Anonymous 0 Comments

There are several things helping to preserve meals like that.

Before being packaged, the meal is cooked and heated to pasteurize it. It isn’t cooked and then cooled off and then packaged, it’s packaged while it’s still too hot for pathogens to grow and sealed up so no more can get in before it cools.

Once sealed, there is very little oxygen inside. Many dangerous pathogens do not need oxygen (or will die around it) but most of the stuff that will spoil food requires at least a little oxygen to grow. That limits their growth and keeps the food from going bad and growing nasty stuff even though it’s at room temperature. Since it was pasteurized, there’s little chance of anaerobic pathogens getting in that can survive without oxygen.

That doesn’t mean that *nothing* is inside the packaging, just that what manages to survive the heat is probably encysted, meaning it’s inactive and incapable of growing until conditions are better. Conditions will not be better for as long as the container stays sealed.
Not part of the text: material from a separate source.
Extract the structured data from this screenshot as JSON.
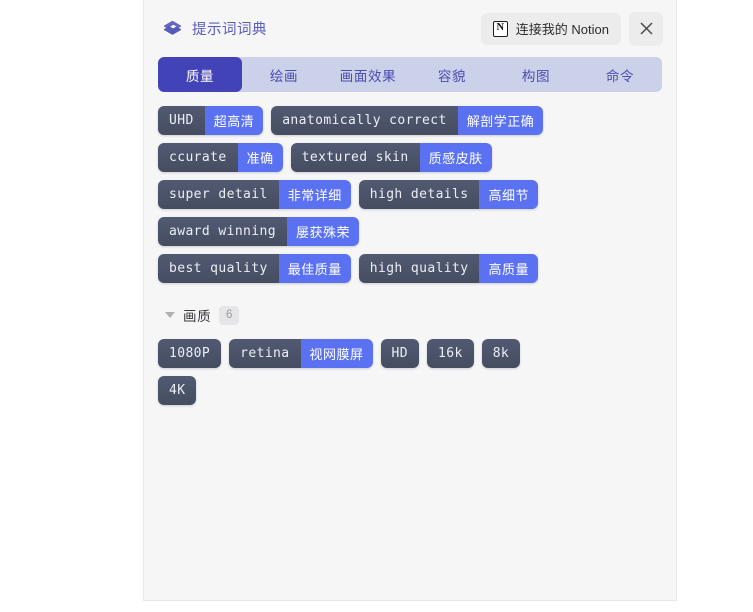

Many of these kinds of meals require water to be added. Like oxygen, most pathogens require some water to grow. The food is dehydrated enough that most stuff won’t grow and, like oxygen, the seal prevents moisture from getting in through the air.

Many of these meals have additional preservatives that are harmless to humans in the tiny doses found in the foods, but dangerous enough to the pathogens that might try to grow. Again, it probably won’t kill *everything* but it keeps the things from leaving their protective cysts so they can’t reproduce and can’t eat your food (and then poop in it).

Many of these meals have a lot of salt. Salt is a natural preservative because it helps dry out pathogens. Water naturally flows through membranes from areas of low concentration to high concentration: too much salt outside means water will flow out of the cell and into the salty stuff. The extra salt helps preserve the food.

Once you break the seal and open up the package, you’re probably about to cook the food so it doesn’t spend very long sitting around until you pop it into the microwave and heat it back up. That kills whatever pathogens managed to survive until that point. Anything left after that is too weak and too few to do much to your body. Your stomach acid or, failing that, your immune system will take care of anything that actually makes it into your stomach.